- African upstream M&A enters a rapid consolidation phase
- Licensing rounds in Africa open new strategic opportunities
Africa’s upstream oil and gas industry is gearing up for a transformative year in 2026, with mergers and acquisitions (M&A) and a wave of licensing rounds reshaping its global relevance.
According to the African Energy Chamber (AEC) “State of African Energy 2026 Outlook” report, the continent’s upstream sector is in the throes of strategic realignment across global independents, international oil companies and indigenous operators.
The developments will be a central focus at the upcoming African Energy Week (AEW) 2026 conference, where participants will explore how corporate transactions and new licensing frameworks are redefining Africa’s energy landscape.
In the global context, upstream M&A totalled $51 billion in the first half of 2025, representing a decline from the second half of 2024. Deal-making has been hampered by market volatility, financial uncertainty and U.S. trade policy, prompting many companies to focus on bolt-on acquisitions, joint exploration ventures and capital returns to shareholders rather than large standalone transactions.
A shifting landscape for Africa’s upstream
In Africa, the M&A environment is undergoing rapid evolution. Global independent oil companies are increasingly divesting mature assets, enabling local and regional players to expand their portfolios. Over the past decade, Nigerian independents such as Seplat Energy, Oando, First E&P, Amni International, Conoil, Newcross Petroleum, Aiteo Eastern E&P, Neconde Exploration & Production and Shoreline Energy International have leveraged auctions and acquisitions to build significant upstream footprints.
Notable recent transactions include:
- ExxonMobil’s sale of a 30 % stake in Mobil Producing Nigeria Unlimited to Seplat;
- Eni’s divestment of its onshore Nigerian E&P subsidiary to Oando;
- TotalEnergies and Equinor’s Nigerian assets being transferred to Chappal Energies Offshore;
- In March 2025, Shell Petroleum Development Company of Nigeria Ltd was sold to a consortium of five largely indigenous Nigerian E&P firms — signalling the growing dominance of local operators in onshore activities.
These deals underscore the shift from traditional international production towards regional leadership, particularly as deep-water plays remain anchored by international majors. For instance, Shell’s final investment decision (FID) on the Bonga North deepwater project under Nigeria’s Petroleum Industry Act signals renewed investor confidence amid streamlined divestment approvals.
Beyond Nigeria, other African theatres are also seeing momentum. International trading houses are making strategic inroads: Vitol’s $1.65 billion acquisition of Eni assets in the Ivory Coast and the Republic of Congo enhances its African footprint and LNG supply chain; and Shell’s purchase of TotalEnergies’ 12.5 % stake in Nigeria’s Bonga field for $510 million reflects prioritisation of high-return projects aligned with global production strategies.
Crucially, licensing rounds across Africa are generating fresh upstream opportunities. Despite delays in Angola, Congo, Sierra Leone and Tanzania, early 2025 witnessed vigorous activity in Algeria and Libya.

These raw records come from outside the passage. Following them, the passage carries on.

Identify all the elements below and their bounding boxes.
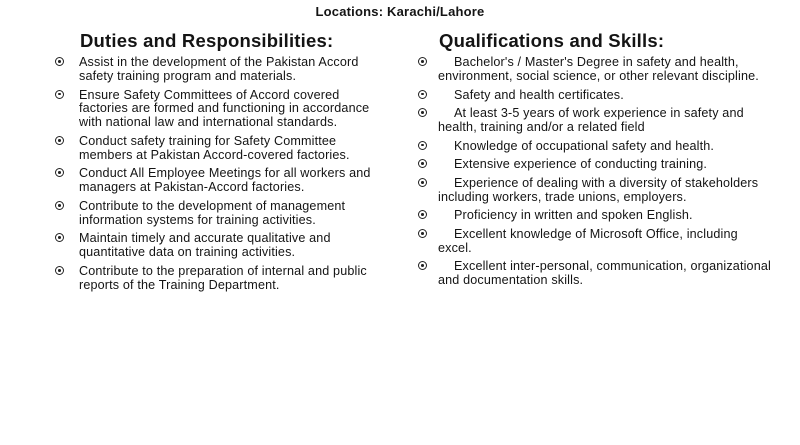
duty-item: Contribute to the development of management information systems for training activities. bbox=[52, 200, 382, 228]
bullet-icon bbox=[418, 210, 427, 219]
qualifications-heading: Qualifications and Skills: bbox=[439, 30, 665, 51]
qualifications-section bbox=[415, 30, 775, 293]
qualification-item: Proficiency in written and spoken English. bbox=[415, 209, 775, 223]
duty-item: Conduct safety training for Safety Committee members at Pakistan Accord-covered factories. bbox=[52, 135, 382, 163]
duties-list bbox=[52, 56, 382, 293]
duties-section bbox=[52, 30, 382, 297]
bullet-icon bbox=[418, 90, 427, 99]
duties-heading: Duties and Responsibilities: bbox=[80, 30, 334, 51]
bullet-icon bbox=[418, 141, 427, 150]
qualification-item: Safety and health certificates. bbox=[415, 89, 775, 103]
qualification-item: At least 3-5 years of work experience in safety and health, training and/or a related field bbox=[415, 107, 775, 135]
qualification-item: Extensive experience of conducting training. bbox=[415, 158, 775, 172]
duty-item: Assist in the development of the Pakistan Accord safety training program and materials. bbox=[52, 56, 382, 84]
bullet-icon bbox=[418, 178, 427, 187]
bullet-icon bbox=[55, 90, 64, 99]
qualification-item: Excellent knowledge of Microsoft Office, including excel. bbox=[415, 228, 775, 256]
bullet-icon bbox=[418, 229, 427, 238]
qualifications-list bbox=[415, 56, 775, 288]
bullet-icon bbox=[55, 57, 64, 66]
bullet-icon bbox=[418, 57, 427, 66]
bullet-icon bbox=[55, 136, 64, 145]
qualification-item: Excellent inter-personal, communication, organizational and documentation skills. bbox=[415, 260, 775, 288]
bullet-icon bbox=[418, 159, 427, 168]
qualification-item: Knowledge of occupational safety and health. bbox=[415, 140, 775, 154]
qualification-item: Experience of dealing with a diversity of stakeholders including workers, trade unions, employers. bbox=[415, 177, 775, 205]
locations-line: Locations: Karachi/Lahore bbox=[315, 4, 485, 19]
duty-item: Maintain timely and accurate qualitative and quantitative data on training activities. bbox=[52, 232, 382, 260]
qualification-item: Bachelor's / Master's Degree in safety and health, environment, social science, or other relevant discipline. bbox=[415, 56, 775, 84]
bullet-icon bbox=[55, 266, 64, 275]
bullet-icon bbox=[418, 108, 427, 117]
duty-item: Contribute to the preparation of internal and public reports of the Training Department. bbox=[52, 265, 382, 293]
duty-item: Ensure Safety Committees of Accord covered factories are formed and functioning in accordance with national law and international standards. bbox=[52, 89, 382, 131]
bullet-icon bbox=[55, 168, 64, 177]
bullet-icon bbox=[55, 233, 64, 242]
bullet-icon bbox=[418, 261, 427, 270]
bullet-icon bbox=[55, 201, 64, 210]
duty-item: Conduct All Employee Meetings for all workers and managers at Pakistan-Accord factories. bbox=[52, 167, 382, 195]
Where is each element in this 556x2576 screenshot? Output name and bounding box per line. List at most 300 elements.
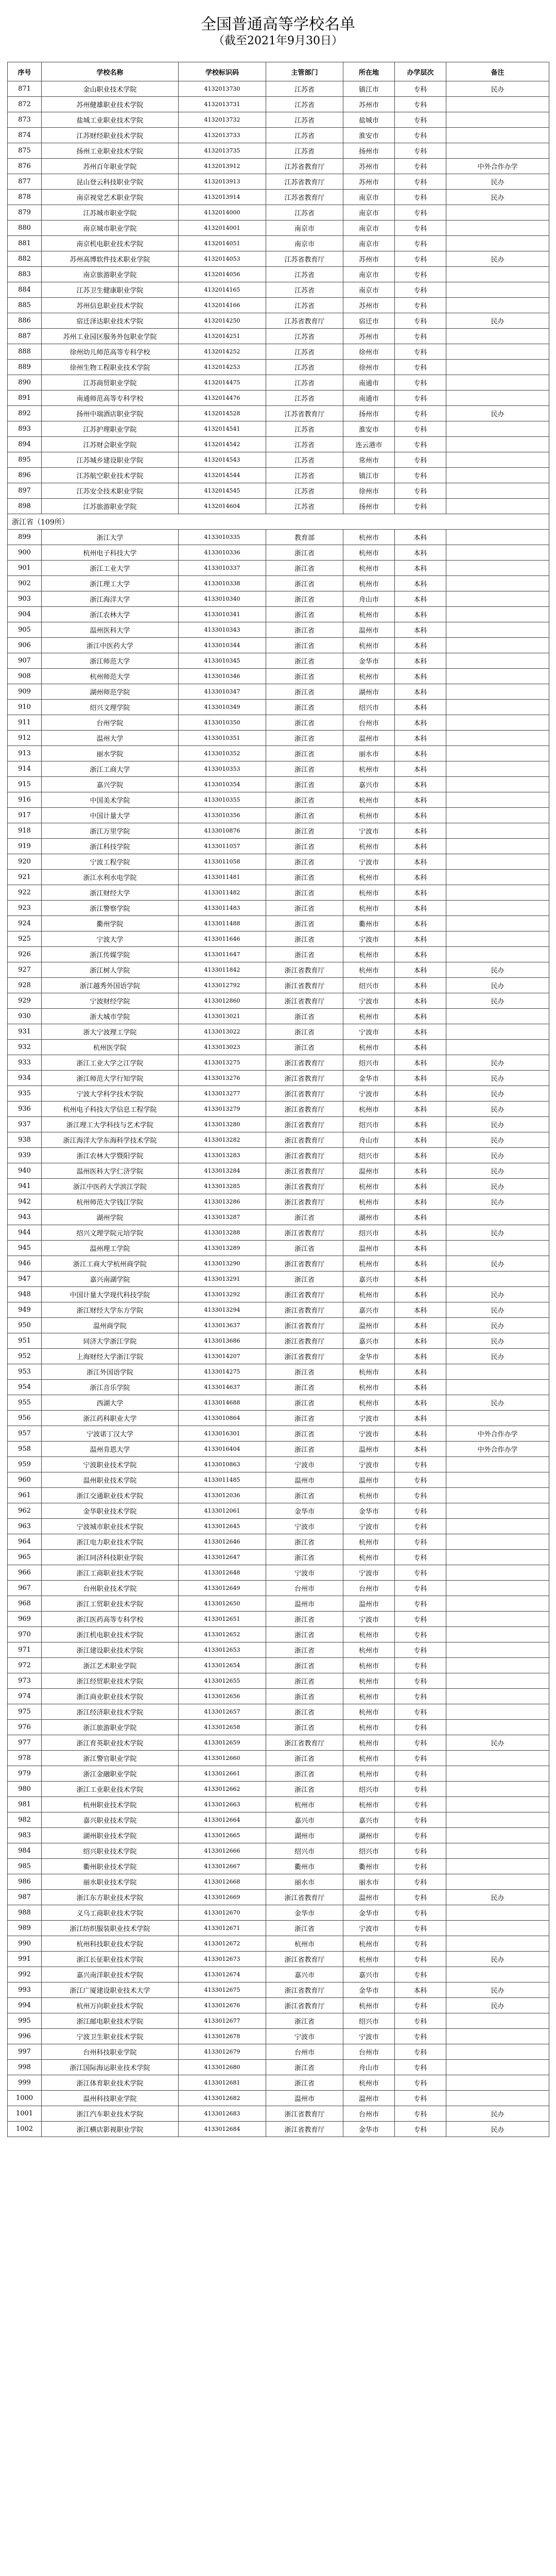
cell-level: 专科 (395, 1472, 446, 1488)
cell-level: 本科 (395, 1380, 446, 1395)
table-row (8, 344, 549, 360)
cell-location: 苏州市 (343, 97, 395, 112)
cell-location: 杭州市 (343, 962, 395, 978)
cell-location: 宁波市 (343, 993, 395, 1009)
table-row (8, 1101, 549, 1117)
cell-school-name: 上海财经大学浙江学院 (42, 1349, 179, 1364)
cell-school-code: 4133012647 (179, 1550, 266, 1565)
cell-school-name: 绍兴文理学院 (42, 700, 179, 715)
cell-authority: 温州市 (266, 1596, 343, 1612)
cell-school-name: 绍兴文理学院元培学院 (42, 1225, 179, 1241)
cell-authority: 浙江省 (266, 1550, 343, 1565)
cell-level: 专科 (395, 1967, 446, 1982)
cell-note: 民办 (446, 1225, 549, 1241)
table-row (8, 1179, 549, 1194)
cell-school-code: 4133012674 (179, 1967, 266, 1982)
cell-location: 杭州市 (343, 1797, 395, 1812)
cell-index: 878 (8, 190, 42, 205)
cell-index: 942 (8, 1194, 42, 1210)
cell-location: 嘉兴市 (343, 1812, 395, 1828)
cell-school-name: 江苏城乡建设职业学院 (42, 452, 179, 468)
table-row (8, 112, 549, 128)
cell-school-name: 浙江旅游职业学院 (42, 1720, 179, 1735)
cell-note (446, 1704, 549, 1720)
cell-school-code: 4133013287 (179, 1210, 266, 1225)
cell-location: 温州市 (343, 1442, 395, 1457)
cell-level: 专科 (395, 2122, 446, 2137)
cell-index: 886 (8, 313, 42, 329)
cell-level: 专科 (395, 406, 446, 421)
cell-location: 金华市 (343, 1071, 395, 1086)
cell-note (446, 1024, 549, 1040)
cell-authority: 江苏省 (266, 267, 343, 282)
cell-school-code: 4133012659 (179, 1735, 266, 1751)
cell-school-name: 浙江电力职业技术学院 (42, 1534, 179, 1550)
cell-level: 本科 (395, 1117, 446, 1132)
cell-school-name: 浙江工商职业技术学院 (42, 1565, 179, 1581)
table-row (8, 391, 549, 406)
cell-school-name: 浙江工商大学 (42, 761, 179, 777)
cell-location: 金华市 (343, 2122, 395, 2137)
cell-authority: 江苏省教育厅 (266, 251, 343, 267)
cell-school-code: 4133013276 (179, 1071, 266, 1086)
cell-level: 专科 (395, 97, 446, 112)
cell-location: 杭州市 (343, 2075, 395, 2091)
cell-school-name: 浙江建设职业技术学院 (42, 1642, 179, 1658)
cell-location: 杭州市 (343, 561, 395, 576)
cell-school-code: 4132014544 (179, 468, 266, 483)
cell-index: 918 (8, 823, 42, 839)
cell-location: 盐城市 (343, 112, 395, 128)
cell-location: 杭州市 (343, 1380, 395, 1395)
table-row (8, 1086, 549, 1101)
cell-authority: 南京市 (266, 236, 343, 251)
cell-note (446, 1241, 549, 1256)
cell-index: 941 (8, 1179, 42, 1194)
cell-school-code: 4133012036 (179, 1488, 266, 1503)
cell-school-code: 4132014250 (179, 313, 266, 329)
cell-school-code: 4133012646 (179, 1534, 266, 1550)
cell-level: 专科 (395, 2091, 446, 2106)
cell-authority: 浙江省教育厅 (266, 978, 343, 993)
cell-authority: 浙江省 (266, 870, 343, 885)
cell-level: 本科 (395, 1442, 446, 1457)
cell-level: 专科 (395, 1519, 446, 1534)
cell-authority: 浙江省 (266, 1534, 343, 1550)
cell-note (446, 870, 549, 885)
cell-index: 910 (8, 700, 42, 715)
cell-level: 本科 (395, 808, 446, 823)
cell-note: 民办 (446, 190, 549, 205)
table-row (8, 931, 549, 947)
cell-location: 徐州市 (343, 483, 395, 499)
cell-level: 专科 (395, 2013, 446, 2029)
cell-location: 绍兴市 (343, 1117, 395, 1132)
cell-authority: 浙江省 (266, 1210, 343, 1225)
cell-note (446, 1364, 549, 1380)
cell-index: 937 (8, 1117, 42, 1132)
cell-index: 889 (8, 360, 42, 375)
table-row (8, 561, 549, 576)
cell-authority: 浙江省 (266, 561, 343, 576)
cell-index: 963 (8, 1519, 42, 1534)
cell-school-code: 4133013289 (179, 1241, 266, 1256)
header-index: 序号 (8, 62, 42, 81)
cell-authority: 浙江省 (266, 1364, 343, 1380)
cell-index: 940 (8, 1163, 42, 1179)
cell-location: 绍兴市 (343, 1782, 395, 1797)
cell-authority: 江苏省 (266, 128, 343, 143)
cell-location: 苏州市 (343, 174, 395, 190)
cell-index: 986 (8, 1874, 42, 1890)
cell-level: 专科 (395, 1704, 446, 1720)
cell-location: 绍兴市 (343, 978, 395, 993)
cell-level: 本科 (395, 684, 446, 700)
cell-school-name: 台州科技职业学院 (42, 2044, 179, 2060)
cell-location: 杭州市 (343, 1009, 395, 1024)
cell-level: 本科 (395, 746, 446, 761)
cell-index: 913 (8, 746, 42, 761)
cell-authority: 江苏省 (266, 375, 343, 391)
cell-location: 南京市 (343, 267, 395, 282)
cell-school-code: 4133010349 (179, 700, 266, 715)
cell-school-name: 温州理工学院 (42, 1241, 179, 1256)
cell-note: 民办 (446, 1735, 549, 1751)
table-row (8, 1658, 549, 1673)
cell-index: 982 (8, 1812, 42, 1828)
cell-authority: 江苏省 (266, 112, 343, 128)
table-row (8, 1503, 549, 1519)
cell-school-name: 浙江财经大学东方学院 (42, 1302, 179, 1318)
cell-school-name: 苏州高博软件技术职业学院 (42, 251, 179, 267)
table-row (8, 684, 549, 700)
cell-index: 961 (8, 1488, 42, 1503)
cell-level: 专科 (395, 1658, 446, 1673)
cell-school-code: 4133012673 (179, 1952, 266, 1967)
cell-level: 专科 (395, 1627, 446, 1642)
cell-index: 953 (8, 1364, 42, 1380)
cell-note: 民办 (446, 1101, 549, 1117)
cell-level: 专科 (395, 360, 446, 375)
cell-school-code: 4132013731 (179, 97, 266, 112)
cell-index: 943 (8, 1210, 42, 1225)
cell-note (446, 823, 549, 839)
cell-index: 924 (8, 916, 42, 931)
cell-school-code: 4133012683 (179, 2106, 266, 2122)
cell-school-name: 江苏财会职业学院 (42, 437, 179, 452)
cell-note (446, 1009, 549, 1024)
cell-school-code: 4133010344 (179, 638, 266, 653)
table-row (8, 174, 549, 190)
cell-note (446, 1812, 549, 1828)
cell-note (446, 530, 549, 545)
cell-note (446, 931, 549, 947)
table-row (8, 468, 549, 483)
cell-level: 本科 (395, 638, 446, 653)
cell-location: 衢州市 (343, 916, 395, 931)
cell-authority: 浙江省 (266, 1612, 343, 1627)
cell-index: 881 (8, 236, 42, 251)
cell-index: 967 (8, 1581, 42, 1596)
cell-location: 舟山市 (343, 591, 395, 607)
table-row (8, 81, 549, 97)
cell-school-name: 丽水学院 (42, 746, 179, 761)
cell-school-name: 温州科技职业学院 (42, 2091, 179, 2106)
cell-index: 892 (8, 406, 42, 421)
cell-level: 本科 (395, 1086, 446, 1101)
cell-school-code: 4133012669 (179, 1890, 266, 1905)
cell-index: 971 (8, 1642, 42, 1658)
cell-school-name: 浙江理工大学 (42, 576, 179, 591)
cell-school-code: 4133012668 (179, 1874, 266, 1890)
cell-authority: 浙江省 (266, 839, 343, 854)
cell-index: 922 (8, 885, 42, 901)
cell-level: 本科 (395, 931, 446, 947)
cell-index: 903 (8, 591, 42, 607)
table-row (8, 421, 549, 437)
table-row (8, 1704, 549, 1720)
cell-index: 928 (8, 978, 42, 993)
table-row (8, 1210, 549, 1225)
table-row (8, 2106, 549, 2122)
cell-school-name: 浙江机电职业技术学院 (42, 1627, 179, 1642)
cell-level: 专科 (395, 159, 446, 174)
cell-location: 杭州市 (343, 1488, 395, 1503)
table-row (8, 1581, 549, 1596)
cell-location: 舟山市 (343, 1132, 395, 1148)
cell-authority: 浙江省教育厅 (266, 1055, 343, 1071)
cell-level: 本科 (395, 761, 446, 777)
cell-note (446, 1874, 549, 1890)
cell-authority: 江苏省教育厅 (266, 190, 343, 205)
cell-location: 温州市 (343, 1596, 395, 1612)
table-row (8, 901, 549, 916)
cell-index: 876 (8, 159, 42, 174)
cell-note (446, 2075, 549, 2091)
cell-authority: 江苏省 (266, 391, 343, 406)
cell-index: 931 (8, 1024, 42, 1040)
cell-school-code: 4133013285 (179, 1179, 266, 1194)
cell-index: 914 (8, 761, 42, 777)
cell-level: 专科 (395, 313, 446, 329)
cell-note (446, 1797, 549, 1812)
cell-school-name: 南京机电职业技术学院 (42, 236, 179, 251)
cell-index: 893 (8, 421, 42, 437)
table-body (8, 81, 549, 2137)
cell-school-name: 浙江工贸职业技术学院 (42, 1596, 179, 1612)
cell-school-name: 湖州职业技术学院 (42, 1828, 179, 1843)
cell-authority: 浙江省 (266, 1488, 343, 1503)
cell-location: 杭州市 (343, 901, 395, 916)
cell-school-code: 4133012675 (179, 1982, 266, 1998)
cell-authority: 浙江省 (266, 715, 343, 731)
cell-school-code: 4133010345 (179, 653, 266, 669)
cell-level: 专科 (395, 2075, 446, 2091)
table-row (8, 1318, 549, 1333)
cell-note: 中外合作办学 (446, 1426, 549, 1442)
cell-note (446, 622, 549, 638)
cell-index: 1000 (8, 2091, 42, 2106)
cell-level: 本科 (395, 1132, 446, 1148)
cell-school-name: 江苏商贸职业学院 (42, 375, 179, 391)
cell-note (446, 143, 549, 159)
cell-level: 本科 (395, 1071, 446, 1086)
cell-index: 962 (8, 1503, 42, 1519)
cell-location: 南京市 (343, 221, 395, 236)
cell-note (446, 2013, 549, 2029)
cell-school-name: 浙大宁波理工学院 (42, 1024, 179, 1040)
cell-location: 嘉兴市 (343, 1272, 395, 1287)
cell-authority: 浙江省 (266, 1040, 343, 1055)
cell-location: 宁波市 (343, 2029, 395, 2044)
cell-index: 879 (8, 205, 42, 221)
cell-level: 专科 (395, 1890, 446, 1905)
cell-authority: 浙江省 (266, 2013, 343, 2029)
table-row (8, 1612, 549, 1627)
cell-school-name: 中国计量大学 (42, 808, 179, 823)
cell-school-code: 4133016404 (179, 1442, 266, 1457)
table-row (8, 360, 549, 375)
cell-note (446, 916, 549, 931)
table-row (8, 761, 549, 777)
cell-authority: 浙江省教育厅 (266, 1194, 343, 1210)
cell-level: 专科 (395, 267, 446, 282)
table-row (8, 452, 549, 468)
cell-authority: 浙江省教育厅 (266, 1071, 343, 1086)
cell-note (446, 1782, 549, 1797)
cell-note: 民办 (446, 1179, 549, 1194)
cell-location: 金华市 (343, 1905, 395, 1921)
table-row (8, 1009, 549, 1024)
cell-school-name: 南京城市职业学院 (42, 221, 179, 236)
cell-school-name: 扬州工业职业技术学院 (42, 143, 179, 159)
cell-school-code: 4132014604 (179, 499, 266, 514)
cell-location: 南京市 (343, 282, 395, 298)
cell-location: 绍兴市 (343, 700, 395, 715)
cell-school-code: 4133012660 (179, 1751, 266, 1766)
cell-location: 镇江市 (343, 468, 395, 483)
cell-location: 徐州市 (343, 360, 395, 375)
cell-note (446, 1472, 549, 1488)
cell-authority: 浙江省教育厅 (266, 1349, 343, 1364)
cell-note (446, 282, 549, 298)
cell-location: 常州市 (343, 452, 395, 468)
cell-school-name: 昆山登云科技职业学院 (42, 174, 179, 190)
table-row (8, 1812, 549, 1828)
cell-location: 杭州市 (343, 839, 395, 854)
cell-location: 宁波市 (343, 854, 395, 870)
cell-authority: 浙江省 (266, 684, 343, 700)
cell-school-code: 4133013686 (179, 1333, 266, 1349)
cell-level: 本科 (395, 978, 446, 993)
cell-level: 专科 (395, 143, 446, 159)
cell-school-code: 4133012658 (179, 1720, 266, 1735)
table-row (8, 1148, 549, 1163)
cell-location: 南京市 (343, 205, 395, 221)
cell-index: 987 (8, 1890, 42, 1905)
cell-authority: 江苏省 (266, 452, 343, 468)
cell-school-code: 4132014528 (179, 406, 266, 421)
cell-authority: 浙江省 (266, 1380, 343, 1395)
cell-level: 专科 (395, 2106, 446, 2122)
cell-note (446, 1519, 549, 1534)
cell-school-name: 浙江水利水电学院 (42, 870, 179, 885)
cell-school-name: 南京旅游职业学院 (42, 267, 179, 282)
cell-note: 民办 (446, 962, 549, 978)
cell-note (446, 2060, 549, 2075)
cell-index: 887 (8, 329, 42, 344)
table-row (8, 1241, 549, 1256)
cell-note: 民办 (446, 1086, 549, 1101)
cell-school-name: 杭州职业技术学院 (42, 1797, 179, 1812)
cell-school-name: 浙江体育职业技术学院 (42, 2075, 179, 2091)
table-row (8, 715, 549, 731)
cell-note: 民办 (446, 1256, 549, 1272)
table-row (8, 870, 549, 885)
cell-level: 专科 (395, 1642, 446, 1658)
cell-school-name: 浙江国际海运职业技术学院 (42, 2060, 179, 2075)
cell-school-code: 4133012655 (179, 1673, 266, 1689)
cell-level: 专科 (395, 1534, 446, 1550)
cell-note: 民办 (446, 1194, 549, 1210)
table-row (8, 1040, 549, 1055)
cell-school-name: 西湖大学 (42, 1395, 179, 1411)
cell-note (446, 499, 549, 514)
cell-location: 杭州市 (343, 1101, 395, 1117)
cell-authority: 浙江省教育厅 (266, 1890, 343, 1905)
cell-school-name: 浙江广厦建设职业技术大学 (42, 1982, 179, 1998)
cell-location: 徐州市 (343, 344, 395, 360)
cell-location: 连云港市 (343, 437, 395, 452)
cell-level: 专科 (395, 1488, 446, 1503)
cell-level: 本科 (395, 962, 446, 978)
cell-note (446, 545, 549, 561)
cell-school-name: 浙江中医药大学 (42, 638, 179, 653)
cell-school-code: 4133010343 (179, 622, 266, 638)
table-row (8, 1859, 549, 1874)
cell-index: 908 (8, 669, 42, 684)
cell-school-name: 浙江交通职业技术学院 (42, 1488, 179, 1503)
cell-school-name: 徐州幼儿师范高等专科学校 (42, 344, 179, 360)
cell-school-code: 4133012684 (179, 2122, 266, 2137)
table-row (8, 483, 549, 499)
table-row (8, 406, 549, 421)
cell-school-code: 4132014476 (179, 391, 266, 406)
cell-school-name: 浙江药科职业大学 (42, 1411, 179, 1426)
cell-school-name: 杭州医学院 (42, 1040, 179, 1055)
cell-authority: 江苏省 (266, 360, 343, 375)
cell-level: 专科 (395, 468, 446, 483)
cell-authority: 台州市 (266, 1581, 343, 1596)
cell-index: 949 (8, 1302, 42, 1318)
cell-index: 996 (8, 2029, 42, 2044)
cell-level: 专科 (395, 391, 446, 406)
table-row (8, 2122, 549, 2137)
cell-location: 台州市 (343, 1581, 395, 1596)
cell-authority: 江苏省 (266, 437, 343, 452)
cell-school-name: 浙江外国语学院 (42, 1364, 179, 1380)
cell-location: 温州市 (343, 1241, 395, 1256)
cell-note: 民办 (446, 1349, 549, 1364)
cell-school-name: 江苏财经职业技术学院 (42, 128, 179, 143)
cell-location: 苏州市 (343, 298, 395, 313)
cell-level: 专科 (395, 375, 446, 391)
cell-note (446, 1642, 549, 1658)
cell-note: 民办 (446, 1163, 549, 1179)
cell-authority: 金华市 (266, 1503, 343, 1519)
cell-level: 本科 (395, 1225, 446, 1241)
cell-location: 宁波市 (343, 1519, 395, 1534)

Algeria’s first bid-round in a decade awarded five of six blocks, introducing improved production-sharing and fiscal terms; Libya’s first licensing exercise in 17 years, covering 22 blocks, featured revised fiscal terms aimed at boosting attractiveness to investors. These developments mark a clear trend towards investor-friendly upstream contracts across frontier and mature basins alike.
“The African oil and gas sector is set for significant consolidation in 2026, particularly among mid-size and African independent companies. This trend is driven by a desire for a more efficient and competitive environment, which is ultimately beneficial for both the continent and the industry in the long term,” said AEC Executive Chairman NJ Ayuk.
He added that while “cash remains the primary currency for most deals in Africa, an interesting development is the increasing use of stock-for-stock swaps.”
“The current climate in African oil and gas can be characterised by an ‘eat or be eaten’ mentality, with many companies prepared to be aggressive and opportunistic in 2026 as momentum builds,” Ayuk warned.
The forthcoming AEW 2026 will convene industry leaders, policymakers and major investors to examine how M&A and licensing strategies are shaping Africa’s upstream industry. With the continent’s energy production and reserves increasingly attracting global interest, the conference promises to spotlight Africa’s growing influence in worldwide energy markets and the chances emerging from ongoing corporate realignments.